Below is an excerpt from a blog post Mozilla’s Executive Director Mark Surman published today reflecting on the first day of the Summit to Reconnect Learning happening this week in Silicon Valley:
Today, thanks to the web, anyone with an internet connection has access to an unprecedented wealth of information. Free resources, tutorials and classes are providing opportunities to millions of learners around the globe. Entire online communities have sprung up, dedicated to helping individuals teach and learn.
Now we’re faced with an intriguing question: How do we recognize and award this new way of learning?
That’s what Mozilla set out to answer when we started work with the MacArthur Foundation and the Humanities, Arts, Science and Technology Alliance and Collaboratory (HASTAC) in 2011. Looking to build a standardized way we could recognize the education that happens everywhere, together we developed the Open Badges infrastructure — a badge interchange standard and a collection of open source software for issuing and sharing badges — to create one holistic view of an individual’s learning, skills and experience.
Ultimately, a badge is just one credential, one assertion of what we know. But, added together from different contexts across society, they tell a story about us that’s backed by a lot of people, and says, “this is what I can do.”
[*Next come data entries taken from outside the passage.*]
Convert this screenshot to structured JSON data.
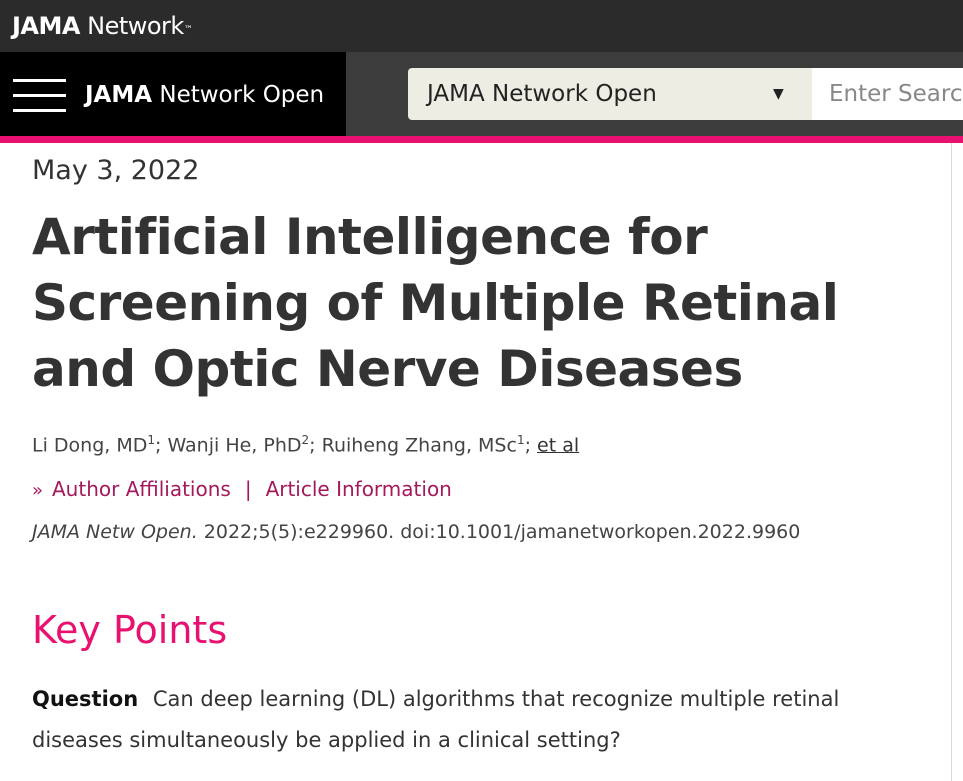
{
  "topbar": {
    "brand_bold": "JAMA",
    "brand_regular": "Network",
    "brand_tm": "™"
  },
  "journalbar": {
    "journal_bold": "JAMA",
    "journal_regular": "Network Open",
    "select_value": "JAMA Network Open",
    "search_placeholder": "Enter Search Term",
    "accent_color": "#e8116f"
  },
  "article": {
    "date": "May 3, 2022",
    "title": "Artificial Intelligence for Screening of Multiple Retinal and Optic Nerve Diseases",
    "authors": [
      {
        "name": "Li Dong, MD",
        "sup": "1",
        "sep": "; "
      },
      {
        "name": "Wanji He, PhD",
        "sup": "2",
        "sep": "; "
      },
      {
        "name": "Ruiheng Zhang, MSc",
        "sup": "1",
        "sep": "; "
      }
    ],
    "et_al": "et al",
    "author_affiliations": "Author Affiliations",
    "link_separator": "|",
    "article_information": "Article Information",
    "citation_journal": "JAMA Netw Open.",
    "citation_rest": " 2022;5(5):e229960. doi:10.1001/jamanetworkopen.2022.9960"
  },
  "key_points": {
    "heading": "Key Points",
    "question_label": "Question",
    "question_text": "Can deep learning (DL) algorithms that recognize multiple retinal diseases simultaneously be applied in a clinical setting?"
  }
}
Mark shared today’s stage with Director of Learning and Badges Erin Knight, Tim Riches of Digital Me, MacArthur Foundation’s Connie Yowell, and representatives from the Chicago Mayor’s Office and Digital Youth Network. With each speaker, the Summit attendees were tweeting pictures, quotes and questions, all buzzing about badges and the potential to connect all forms of learning to recognize what today’s learners are capable of:
Today’s speakers looked at Mozilla’s role of shepherding the Open Badge Infrastructure into life, and how badges are being adopted across the pond. Erin introduced the room to the successes of our 'small' pilot of a summer learning initiative, the Chicago Summer of Learning, and was met with excitement about the expanding Cities of Learning program that stretches Chicago’s learning to the whole year and includes other cities across the US.
This evening, Erin shared another exciting announcement with the assembled group. In order to further support the development of the broader badge ecosystem, Erin will be transitioning into a new role, working with the MacArthur Foundation and others to establish the Badge Alliance, a distributed body to oversee and guide the continued momentum of the open badge movement.
The Alliance will operate independently of Mozilla, and will bring together thought leaders, designers, technologists and researchers to commit to collaboratively supporting open badges on an ecosystem level.
As the Alliance continues to grow the open badge movement, we will see it become stronger as more organizations, employers and institutions of education participate and pledge their support. Through citywide learning programs, higher education admissions, and workforce development and training, badges will continue to fill the gaps in our current silo-ed systems, gaining value as support grows.